You can’t negotiate without communicating.
And you can’t negotiate well without communicating well.
So what does it mean to communicate well as a negotiator? Professor Robert Mnookin says that it depends on the ability to “to strike an effective balance between empathy and assertiveness. Empathy involves effectively understanding your counterpart’s perspective and expressing his viewpoint in a nonjudgmental manner. Assertiveness is the ability to express and advocate for your own needs, interests, and perspectives.”
Mnookin, who was chair of the Harvard Project on Negotiation for 25 years, explains that creating this balance of empathy and assertiveness first requires self-awareness, and preparation, for the challenge of structuring the conversation with the other party. Are we competent to defend our own point of view, and still acknowledge the other’s perspective on the issue?
On the one hand, we must build affiliation and trust with our counterparts. One of the most effective ways to do this is by listening to their point of view, and demonstrating that they are being heard and understood. But understanding their perspective does not mean we agree with it, so we must communicate in a clear and positive way that we see things differently.
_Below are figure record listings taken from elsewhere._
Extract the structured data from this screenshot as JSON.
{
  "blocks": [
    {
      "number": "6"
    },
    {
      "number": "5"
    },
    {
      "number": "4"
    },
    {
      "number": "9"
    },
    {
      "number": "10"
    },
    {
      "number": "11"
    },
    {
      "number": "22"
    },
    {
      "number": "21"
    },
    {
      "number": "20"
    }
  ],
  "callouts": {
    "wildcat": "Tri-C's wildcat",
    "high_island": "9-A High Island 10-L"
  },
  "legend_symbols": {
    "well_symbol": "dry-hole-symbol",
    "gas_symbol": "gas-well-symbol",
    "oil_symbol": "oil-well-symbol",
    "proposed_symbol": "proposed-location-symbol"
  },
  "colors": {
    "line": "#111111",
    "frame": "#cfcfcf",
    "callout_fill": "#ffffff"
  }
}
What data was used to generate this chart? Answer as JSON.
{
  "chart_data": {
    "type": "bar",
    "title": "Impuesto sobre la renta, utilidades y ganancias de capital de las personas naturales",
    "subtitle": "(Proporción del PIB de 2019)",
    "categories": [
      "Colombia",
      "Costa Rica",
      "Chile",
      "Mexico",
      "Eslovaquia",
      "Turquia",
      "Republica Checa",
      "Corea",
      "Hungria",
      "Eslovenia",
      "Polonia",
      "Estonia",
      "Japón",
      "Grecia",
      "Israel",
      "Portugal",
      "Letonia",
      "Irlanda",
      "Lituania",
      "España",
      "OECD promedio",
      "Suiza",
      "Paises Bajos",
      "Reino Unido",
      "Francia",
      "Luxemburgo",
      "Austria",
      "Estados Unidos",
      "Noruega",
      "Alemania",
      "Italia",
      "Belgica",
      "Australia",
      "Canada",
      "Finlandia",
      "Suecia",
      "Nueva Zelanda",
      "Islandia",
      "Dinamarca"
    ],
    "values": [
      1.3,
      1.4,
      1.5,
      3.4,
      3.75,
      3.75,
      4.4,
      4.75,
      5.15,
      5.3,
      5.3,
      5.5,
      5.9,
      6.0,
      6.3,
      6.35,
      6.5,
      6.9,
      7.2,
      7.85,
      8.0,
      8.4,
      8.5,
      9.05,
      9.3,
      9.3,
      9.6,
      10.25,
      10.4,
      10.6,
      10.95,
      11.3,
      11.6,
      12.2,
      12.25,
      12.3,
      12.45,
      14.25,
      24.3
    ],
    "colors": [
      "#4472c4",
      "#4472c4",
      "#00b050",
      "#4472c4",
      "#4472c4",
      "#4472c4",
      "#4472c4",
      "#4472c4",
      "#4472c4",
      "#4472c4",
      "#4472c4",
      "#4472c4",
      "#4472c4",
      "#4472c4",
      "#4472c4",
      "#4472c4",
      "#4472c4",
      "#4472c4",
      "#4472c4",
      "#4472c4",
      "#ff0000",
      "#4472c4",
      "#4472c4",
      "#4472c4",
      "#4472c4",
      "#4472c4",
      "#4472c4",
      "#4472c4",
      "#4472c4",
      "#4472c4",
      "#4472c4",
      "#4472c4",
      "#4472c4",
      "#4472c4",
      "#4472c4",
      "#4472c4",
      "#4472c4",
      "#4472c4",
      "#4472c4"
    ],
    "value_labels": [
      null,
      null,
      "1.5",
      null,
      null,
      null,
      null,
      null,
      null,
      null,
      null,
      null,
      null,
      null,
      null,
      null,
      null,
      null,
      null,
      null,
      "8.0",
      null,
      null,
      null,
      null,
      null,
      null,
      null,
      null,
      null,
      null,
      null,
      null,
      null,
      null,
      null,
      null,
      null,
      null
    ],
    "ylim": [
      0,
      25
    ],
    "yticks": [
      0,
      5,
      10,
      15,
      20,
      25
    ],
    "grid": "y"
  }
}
Mnookin suggests to practice your story: what are your interests, why are they important to you, and how is it what you are suggesting as a proposal can also meet their interests. Then, in your meeting, ask the other side to present their perspective first. And listen; take notes; ask questions; and demonstrate your desire to understand. Then you can share your point of view.
In order to influence the other party to consider your proposal over theirs, your statement, “This produces a good outcome for both of us” can only be credible if you have shown the other party you comprehend their interests and positions. You can’t convince someone you empathize with their point of view if you haven’t shown an interest in their point of view.
It is, perhaps, a negotiator’s toughest balancing act: trying to control the weight of your own interests while adding on the weight of the other party’s interests. Tip too much to one side and the outcome could be a disaster. The more adept you can become establishing empathy with another, the lighter the load becomes as they start to share in understanding your point of view.